To my horror I see the first car, usually with Anton in it, pull out into the road. I know the security drill. Anton always goes first, then the car carrying Zane, followed by the car with Noah.
That means the Mercedes will be pulling out next!
I’m only a few yards away, but I don’t shout because I know no one will hear me. I just increase my speed until it feels as if my feet hardly touch the ground. I reach the car and, grasping the handle with both hands, wrench it open. Gasping for breath, I look at the interior of the car blankly.
There is no one there.
For a second I feel relief then I hear my name being called. I turn and see Zane running towards me.
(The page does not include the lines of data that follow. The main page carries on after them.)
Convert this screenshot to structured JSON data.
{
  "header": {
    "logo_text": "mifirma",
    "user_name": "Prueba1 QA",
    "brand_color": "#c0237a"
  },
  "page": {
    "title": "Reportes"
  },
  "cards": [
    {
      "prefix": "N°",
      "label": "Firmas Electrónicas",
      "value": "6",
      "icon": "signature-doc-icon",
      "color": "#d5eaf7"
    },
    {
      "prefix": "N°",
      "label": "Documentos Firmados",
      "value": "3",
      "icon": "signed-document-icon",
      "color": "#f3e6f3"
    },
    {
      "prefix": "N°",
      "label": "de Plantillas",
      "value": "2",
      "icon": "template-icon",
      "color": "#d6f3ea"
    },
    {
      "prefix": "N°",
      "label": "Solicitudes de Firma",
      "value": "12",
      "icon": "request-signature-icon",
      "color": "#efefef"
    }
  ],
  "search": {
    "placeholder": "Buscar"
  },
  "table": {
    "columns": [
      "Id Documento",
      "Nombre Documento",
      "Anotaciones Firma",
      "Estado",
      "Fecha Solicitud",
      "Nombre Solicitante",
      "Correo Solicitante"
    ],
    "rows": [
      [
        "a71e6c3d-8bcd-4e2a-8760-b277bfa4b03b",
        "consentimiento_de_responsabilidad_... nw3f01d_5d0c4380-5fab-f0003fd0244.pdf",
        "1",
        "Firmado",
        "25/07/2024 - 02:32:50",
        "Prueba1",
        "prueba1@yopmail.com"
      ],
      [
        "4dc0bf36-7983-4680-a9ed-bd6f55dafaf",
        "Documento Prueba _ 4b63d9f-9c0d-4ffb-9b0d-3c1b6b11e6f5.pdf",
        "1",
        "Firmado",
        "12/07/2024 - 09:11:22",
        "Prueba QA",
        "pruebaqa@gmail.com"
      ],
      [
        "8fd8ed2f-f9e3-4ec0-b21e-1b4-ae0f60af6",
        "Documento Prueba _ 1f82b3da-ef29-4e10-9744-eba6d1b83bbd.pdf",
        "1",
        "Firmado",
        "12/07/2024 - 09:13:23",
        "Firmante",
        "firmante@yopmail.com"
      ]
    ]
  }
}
‘Run, Dahlia. Run,’ he is shouting.
For a second I freeze.
Great, he’s not in the car … oh fuck.
The adrenaline rush takes over, and I race away from the car towards him. I can see his face lit by the streetlamp. It is white with terror.
I can make it, I think.
I see the light first, flaring out behind me and reflecting as an orange hue on Zane’s face as he runs towards me, then I hear the noise – wow, deafening, and finally I feel the heat at my back.
The force of the explosion lifts me off the ground and I feel myself rushing upwards, the wind whooshing by my ears. Look, Olga, I’m flying. I see the horror on Zane’s face. I open my mouth and start screaming with fear. Then something slams into the back of my head. For an instant it feels as if my entire head is on fire, then it all goes black.
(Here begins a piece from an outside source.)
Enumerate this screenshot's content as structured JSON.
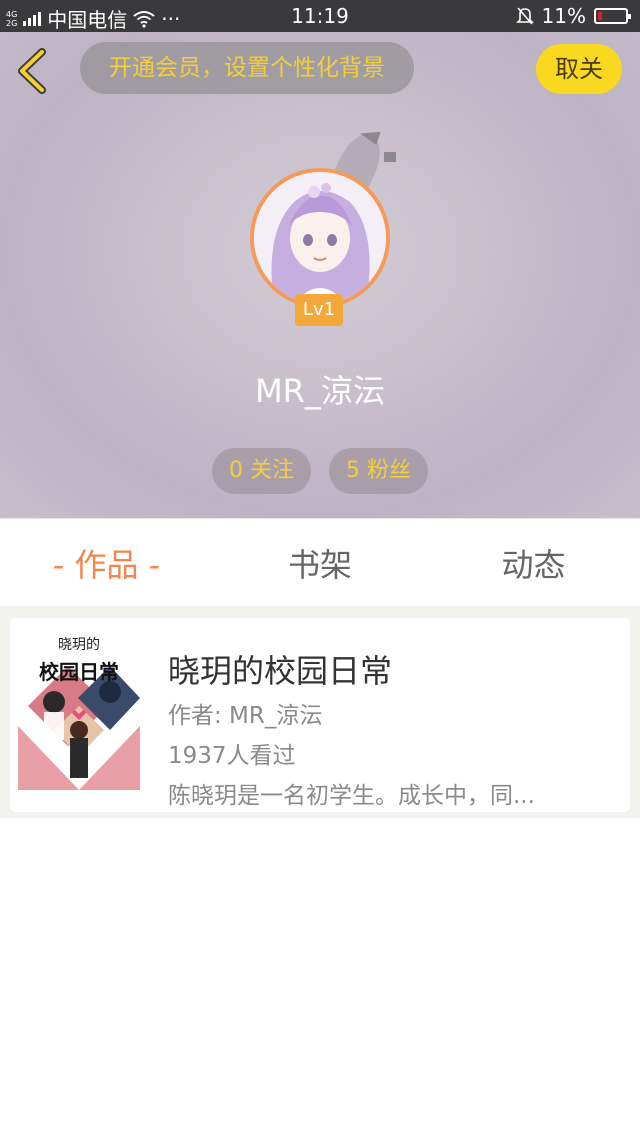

I don’t feel my body hit the ground, and I don’t see Zane hold my unconscious body in his arms, and bellow, ‘No, no, no, no, noooooooo.’ I don’t see him crane his neck backwards and, with his eyes squeezed shut, howl like a wild beast in terrible pain, the sound tearing from his throat and lifting into the night.
I loved her and she went away from me.
There is nothing more to say.
– Zane
Twenty-eight
Zane
I stand at the window looking down at the hospital’s drab car park. It is raining, an icy, mean, diagonally driving mix of sleet and freezing cold rain that pounds the asphalt and breaks up into chaotic splashes of water.
A woman opens her car door, pokes a pink umbrella out of the gap, and unfurls it before she gets out. I kept a woman once who used to do that. I can’t remember her name, and I’d have difficulty picking her out of a line-up, but I remember that odd detail. She had hair that would become curly if it got wet. I turn my eyes away from the woman in the car park and look at the sky. It is full of dark grey smudges.
Jesus, how come I don’t feel a fucking thing?
I feel like a block of ice. My hands are shaking though. I reach out and touch the glass. It is cold. Her blood is on my sleeves. I couldn’t protect her. All the guards, the twenty-four-hour surveillance, and I couldn’t keep her safe. There is not one damn thing I can do for her now. It is completely out of my hands. I’m like a leaf in the river.
Her phone rings and startles me. I take it out of my pocket and look at the screen.
Stella
I feel the name like an icepick to my heart. This is a part of her life, a part I never took any interest in. What have I done?
I accept the call.
‘Where the bloody hell are you? You bolted out of Eliot’s like a bat out of hell and just disappeared. I was worried. I’ve left like a hundred messages on your phone,’ a woman’s quarrelsome voice scolds.
‘This is Zane,’ I say quietly.
For a few seconds she goes completely silent. ‘Why are you answering Dahlia’s phone?’ she asks in a tone that gives me goose bumps.
‘Dahlia was in an accident and—’
‘Accident? What the fuck are you talking about?’ she demands aggressively.
‘There was bomb, a car bomb,’ I say. Even to my own ears it sounds incredible, implausible and fantastic.
‘What?’ Her voice is a screech of disbelief, a dagger shoved into my brain.